Dit betekent dat het hof het in het belang van de kinderen dringend noodzakelijk vindt dat
er naast hulpverlening aan de kinderen nu daadwerkelijk hulpverlening op het gebied van complexe scheiding komt voor de ouders. Het hof acht hierbij een steviger en meer intensieve regievoering dan tot nu toe heeft plaatsgevonden door de GI noodzakelijk,
waarbij de GI alsnog informatie dient in te winnen bij de huisarts, scholen en individuele hulpverleners van de kinderen, hetgeen tot nu toe niet of onvoldoende is gebeurd. De door
de moeder genoemde hulpverleners van dan wel hulpverlenende instanties betrokken bij de kinderen, te weten [K] van [J] , de psycholoog van [de minderjarige3] , het maatje van [de minderjarige1] van [L] , het gebiedsteam van de gemeente Opsterland en Accare, kunnen de benodigde informatie aan de GI verstrekken, waarna de GI de verschillende soorten hulpverlening in kaart dient te brengen en zo veel mogelijk op elkaar dient af te stemmen. Het hof vraagt zich, gelet op de complexiteit en omvang van de problematiek en de veelheid aan hulpverlening die voor de kinderen afzonderlijk is ingezet en de hulpverlening die nog gerealiseerd dient te worden, af of de inzet van één gezinsvoogd in deze zaak volstaat.
5.8
Het hof is, alles afwegende, van oordeel dat de moeder op dit moment nog niet in staat is om de kinderen een opvoedingsklimaat te bieden waarin de continuïteit van en veiligheid in hun dagelijkse verzorging en opvoeding in voldoende mate is gewaarborgd, zodat een uithuisplaatsing noodzakelijk is in het belang van de opvoeding en verzorging van [de minderjarige1] , [de minderjarige2] en [de minderjarige3] . Dat [de minderjarige2] en [de minderjarige1] zelf wel graag weer terug naar de moeder willen zoals zij tijdens het gesprek met het hof hebben aangegeven, begrijpt het hof goed maar maakt de beoordeling nu niet anders.
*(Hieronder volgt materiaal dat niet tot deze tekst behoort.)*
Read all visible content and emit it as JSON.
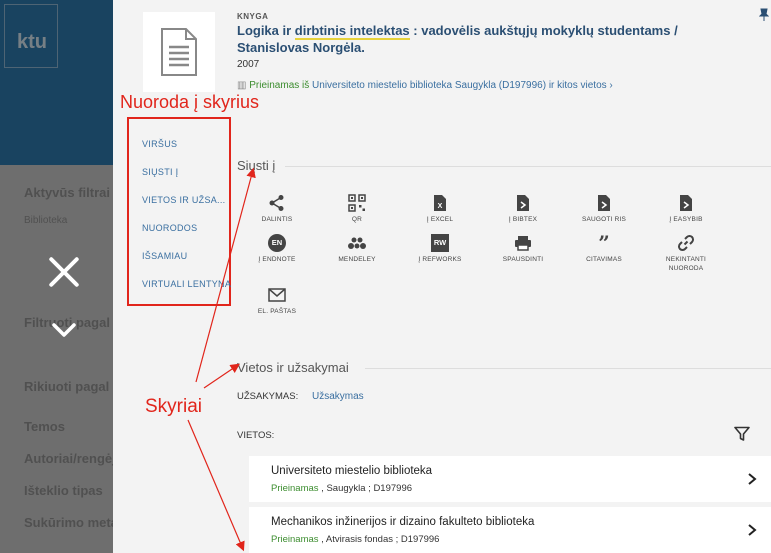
{
  "background": {
    "logo_text": "ktu",
    "filters": [
      "Aktyvūs filtrai",
      "Biblioteka",
      "Filtruoti pagal",
      "Rikiuoti pagal",
      "Temos",
      "Autoriai/rengėjai",
      "Išteklio tipas",
      "Sukūrimo metai"
    ]
  },
  "record": {
    "type": "KNYGA",
    "title_part1": "Logika ir ",
    "title_highlight": "dirbtinis intelektas",
    "title_part2": " : vadovėlis aukštųjų mokyklų studentams / Stanislovas Norgėla.",
    "year": "2007",
    "availability_status": "Prieinamas iš",
    "availability_location": "Universiteto miestelio biblioteka  Saugykla (D197996) ir kitos vietos"
  },
  "annotations": {
    "nav_title": "Nuoroda į skyrius",
    "sections_label": "Skyriai"
  },
  "nav": [
    "VIRŠUS",
    "SIŲSTI Į",
    "VIETOS IR UŽSA...",
    "NUORODOS",
    "IŠSAMIAU",
    "VIRTUALI LENTYNA"
  ],
  "send_to": {
    "title": "Siųsti į",
    "actions": [
      {
        "label": "DALINTIS",
        "icon": "share-icon"
      },
      {
        "label": "QR",
        "icon": "qr-icon"
      },
      {
        "label": "Į EXCEL",
        "icon": "excel-icon"
      },
      {
        "label": "Į BIBTEX",
        "icon": "bibtex-icon"
      },
      {
        "label": "SAUGOTI RIS",
        "icon": "ris-icon"
      },
      {
        "label": "Į EASYBIB",
        "icon": "easybib-icon"
      },
      {
        "label": "Į ENDNOTE",
        "icon": "endnote-icon",
        "badge": "EN"
      },
      {
        "label": "MENDELEY",
        "icon": "mendeley-icon"
      },
      {
        "label": "Į REFWORKS",
        "icon": "refworks-icon",
        "badge": "RW"
      },
      {
        "label": "SPAUSDINTI",
        "icon": "print-icon"
      },
      {
        "label": "CITAVIMAS",
        "icon": "quote-icon"
      },
      {
        "label": "NEKINTANTI NUORODA",
        "icon": "link-icon"
      },
      {
        "label": "EL. PAŠTAS",
        "icon": "email-icon"
      }
    ]
  },
  "locations": {
    "title": "Vietos ir užsakymai",
    "order_label": "UŽSAKYMAS:",
    "order_link": "Užsakymas",
    "places_label": "VIETOS:",
    "items": [
      {
        "name": "Universiteto miestelio biblioteka",
        "status": "Prieinamas",
        "details": " , Saugykla ; D197996"
      },
      {
        "name": "Mechanikos inžinerijos ir dizaino fakulteto biblioteka",
        "status": "Prieinamas",
        "details": " , Atvirasis fondas ; D197996"
      }
    ]
  }
}
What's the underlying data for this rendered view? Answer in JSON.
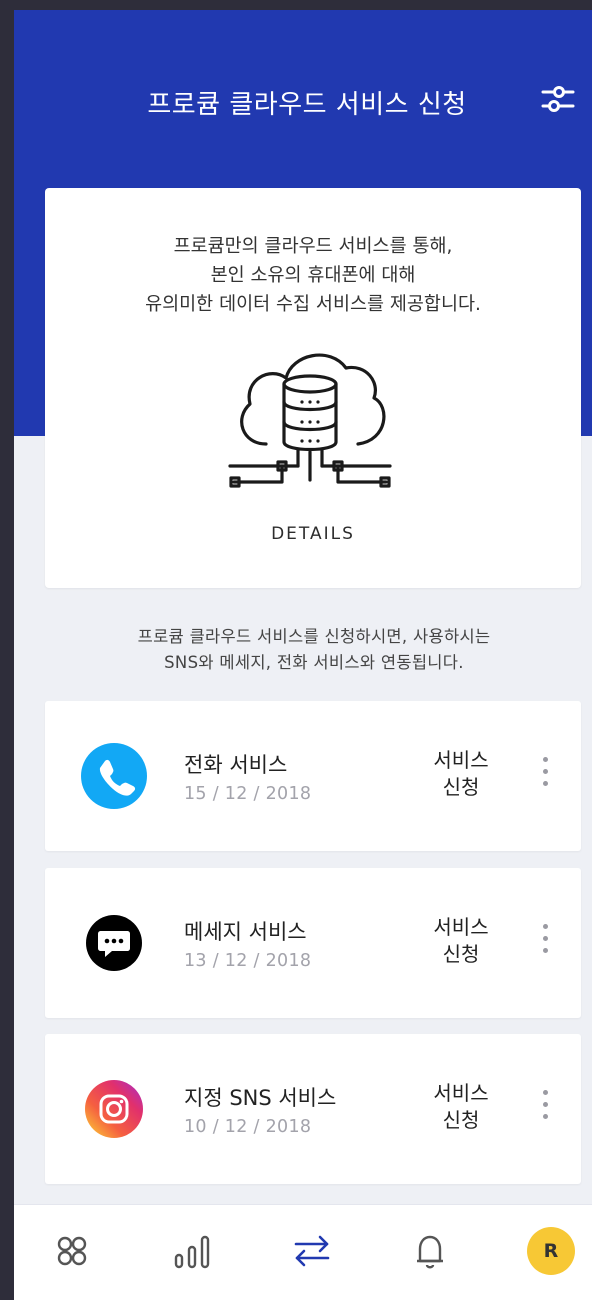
{
  "header": {
    "title": "프로큠 클라우드 서비스 신청",
    "filter_icon": "sliders-icon",
    "background": "#2139b0"
  },
  "intro": {
    "lines": [
      "프로큠만의 클라우드 서비스를 통해,",
      "본인 소유의 휴대폰에 대해",
      "유의미한 데이터 수집 서비스를 제공합니다."
    ],
    "illustration_icon": "cloud-database-icon",
    "details_label": "DETAILS"
  },
  "notice": {
    "lines": [
      "프로큠 클라우드 서비스를 신청하시면, 사용하시는",
      "SNS와 메세지, 전화 서비스와 연동됩니다."
    ]
  },
  "services": [
    {
      "name": "전화 서비스",
      "date": "15 / 12 / 2018",
      "action_lines": [
        "서비스",
        "신청"
      ],
      "icon": "phone-icon",
      "icon_color": "#12a8f5"
    },
    {
      "name": "메세지 서비스",
      "date": "13 / 12 / 2018",
      "action_lines": [
        "서비스",
        "신청"
      ],
      "icon": "message-icon",
      "icon_color": "#000000"
    },
    {
      "name": "지정 SNS 서비스",
      "date": "10 / 12 / 2018",
      "action_lines": [
        "서비스",
        "신청"
      ],
      "icon": "instagram-icon",
      "icon_color": "#e1306c"
    }
  ],
  "bottom_nav": {
    "items": [
      {
        "icon": "grid-icon",
        "active": false
      },
      {
        "icon": "bar-chart-icon",
        "active": false
      },
      {
        "icon": "swap-arrows-icon",
        "active": true
      },
      {
        "icon": "bell-icon",
        "active": false
      }
    ],
    "avatar_initial": "R",
    "avatar_color": "#f7c835",
    "active_color": "#2139b0"
  }
}
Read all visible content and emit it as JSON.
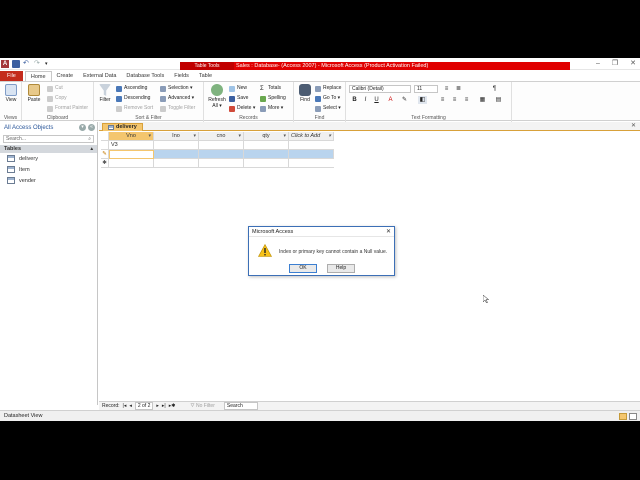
{
  "window": {
    "contextual_tab_group": "Table Tools",
    "title": "Sales : Database- (Access 2007) - Microsoft Access (Product Activation Failed)",
    "controls": [
      "–",
      "❐",
      "✕"
    ]
  },
  "tabs": [
    {
      "label": "File"
    },
    {
      "label": "Home"
    },
    {
      "label": "Create"
    },
    {
      "label": "External Data"
    },
    {
      "label": "Database Tools"
    },
    {
      "label": "Fields"
    },
    {
      "label": "Table"
    }
  ],
  "ribbon": {
    "views": {
      "label": "Views",
      "view": "View"
    },
    "clipboard": {
      "label": "Clipboard",
      "paste": "Paste",
      "cut": "Cut",
      "copy": "Copy",
      "format_painter": "Format Painter"
    },
    "sort_filter": {
      "label": "Sort & Filter",
      "filter": "Filter",
      "ascending": "Ascending",
      "descending": "Descending",
      "remove_sort": "Remove Sort",
      "selection": "Selection ▾",
      "advanced": "Advanced ▾",
      "toggle_filter": "Toggle Filter"
    },
    "records": {
      "label": "Records",
      "refresh": "Refresh All ▾",
      "new": "New",
      "save": "Save",
      "delete": "Delete ▾",
      "totals": "Totals",
      "spelling": "Spelling",
      "more": "More ▾"
    },
    "find": {
      "label": "Find",
      "find": "Find",
      "replace": "Replace",
      "go_to": "Go To ▾",
      "select": "Select ▾"
    },
    "text_formatting": {
      "label": "Text Formatting",
      "font": "Calibri (Detail)",
      "size": "11"
    }
  },
  "nav_pane": {
    "title": "All Access Objects",
    "search_placeholder": "Search...",
    "group": "Tables",
    "items": [
      {
        "label": "delivery"
      },
      {
        "label": "Item"
      },
      {
        "label": "vender"
      }
    ]
  },
  "document": {
    "tab_label": "delivery",
    "columns": [
      "Vno",
      "Ino",
      "cno",
      "qty",
      "Click to Add"
    ],
    "rows": [
      {
        "selector": "",
        "cells": [
          "V3",
          "",
          "",
          "",
          ""
        ]
      },
      {
        "selector": "✎",
        "cells": [
          "",
          "",
          "",
          "",
          ""
        ]
      },
      {
        "selector": "✱",
        "cells": [
          "",
          "",
          "",
          "",
          ""
        ]
      }
    ]
  },
  "dialog": {
    "title": "Microsoft Access",
    "message": "Index or primary key cannot contain a Null value.",
    "ok": "OK",
    "help": "Help"
  },
  "record_nav": {
    "label": "Record:",
    "position": "2 of 2",
    "filter": "No Filter",
    "search": "Search"
  },
  "status": {
    "text": "Datasheet View"
  },
  "colors": {
    "file_tab": "#c42b1c",
    "contextual": "#e00000",
    "active_column": "#f4c66e",
    "selected_row": "#b9d4ee"
  }
}
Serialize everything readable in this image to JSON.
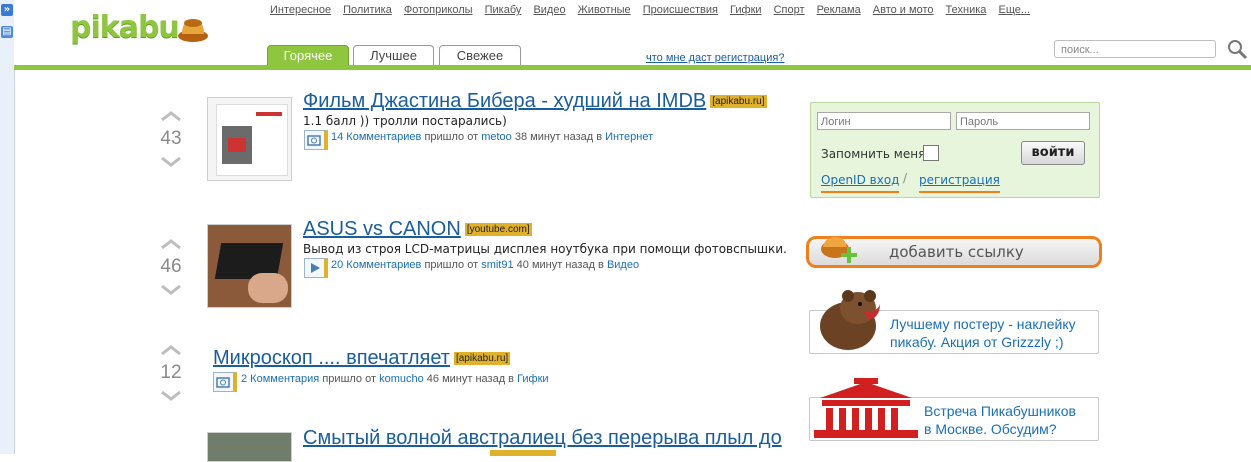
{
  "header": {
    "logo": "pikabu",
    "nav": [
      "Интересное",
      "Политика",
      "Фотоприколы",
      "Пикабу",
      "Видео",
      "Животные",
      "Происшествия",
      "Гифки",
      "Спорт",
      "Реклама",
      "Авто и мото",
      "Техника",
      "Еще..."
    ],
    "tabs": [
      {
        "label": "Горячее",
        "active": true
      },
      {
        "label": "Лучшее",
        "active": false
      },
      {
        "label": "Свежее",
        "active": false
      }
    ],
    "register_link": "что мне даст регистрация?",
    "search_placeholder": "поиск..."
  },
  "posts": [
    {
      "score": "43",
      "title": "Фильм Джастина Бибера - худший на IMDB",
      "source": "[apikabu.ru]",
      "description": "1.1 балл )) тролли постарались)",
      "type_icon": "photo-icon",
      "comments": "14 Комментариев",
      "came_from": "пришло от",
      "author": "metoo",
      "time": "38 минут назад в",
      "category": "Интернет"
    },
    {
      "score": "46",
      "title": "ASUS vs CANON",
      "source": "[youtube.com]",
      "description": "Вывод из строя LCD-матрицы дисплея ноутбука при помощи фотовспышки.",
      "type_icon": "video-icon",
      "comments": "20 Комментариев",
      "came_from": "пришло от",
      "author": "smit91",
      "time": "40 минут назад в",
      "category": "Видео"
    },
    {
      "score": "12",
      "title": "Микроскоп .... впечатляет",
      "source": "[apikabu.ru]",
      "description": "",
      "type_icon": "photo-icon",
      "comments": "2 Комментария",
      "came_from": "пришло от",
      "author": "komucho",
      "time": "46 минут назад в",
      "category": "Гифки"
    },
    {
      "score": "",
      "title": "Смытый волной австралиец без перерыва плыл до",
      "source": "",
      "description": "",
      "type_icon": "",
      "comments": "",
      "came_from": "",
      "author": "",
      "time": "",
      "category": ""
    }
  ],
  "login": {
    "login_placeholder": "Логин",
    "password_placeholder": "Пароль",
    "remember": "Запомнить меня",
    "button": "войти",
    "openid": "OpenID вход",
    "separator": "/",
    "register": "регистрация"
  },
  "add_link": "добавить ссылку",
  "promos": [
    {
      "text_line1": "Лучшему постеру - наклейку",
      "text_line2": "пикабу. Акция от Grizzzly ;)",
      "icon": "bear-icon"
    },
    {
      "text_line1": "Встреча Пикабушников",
      "text_line2": "в Москве. Обсудим?",
      "icon": "theatre-icon"
    }
  ],
  "colors": {
    "brand_green": "#8ec63f",
    "accent_orange": "#f07e1a",
    "source_badge": "#e0b12b",
    "link_blue": "#1a5d9c"
  }
}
Het is in het belang van de kinderen dat een (stapsgewijze) terugkeer naar huis goed wordt doordacht en bij een terugkeer de hulpverlening in voldoende mate is gewaarborgd om forse escalaties zoals die hebben plaatsgevonden te voorkomen. Het hof hecht er daarbij aan op te merken dat de kinderen
zelf geen schuld hebben aan de uithuisplaatsing.
5.9
Ten aanzien van de terugkoppeling van deze uitspraak naar de kinderen, is het hof
van oordeel dat dit dient te gebeuren door de moeder in aanwezigheid van in elk geval een gezinsvoogd en eventueel een derde professional. Het hof acht het van belang dat de terugkoppeling aan de kinderen zo veel mogelijk gelijktijdig plaatsvindt.

6.De slotsom

Op grond van hetgeen hiervoor is overwogen, zal het hof beslissen als na te melden.

7.De beslissing

Het hof, beschikkende in hoger beroep:
zaaknummer 200.209.423/02:
wijst het verzoek tot schorsing van de uitvoerbaarheid bij voorraad van de beschikking van de kinderrechter in de rechtbank Noord-Nederland, locatie Leeuwarden, van 27 januari 2017, af;
zaaknummer 200.209.423/01:
bekrachtigt de beschikking van de kinderrechter in de rechtbank Noord-Nederland, locatie Leeuwarden, van 27 januari 2017;
wijst in beide zaken het meer of anders verzochte af.
Deze beschikking is gegeven door mrs. M.P. den Hollander, E.B.E.M. Rikaart-Gerard en J.G. Idsardi, bijgestaan door mr. S.C. Lok als griffier, en is op 23 maart 2017 uitgesproken in het openbaar in tegenwoordigheid van de griffier.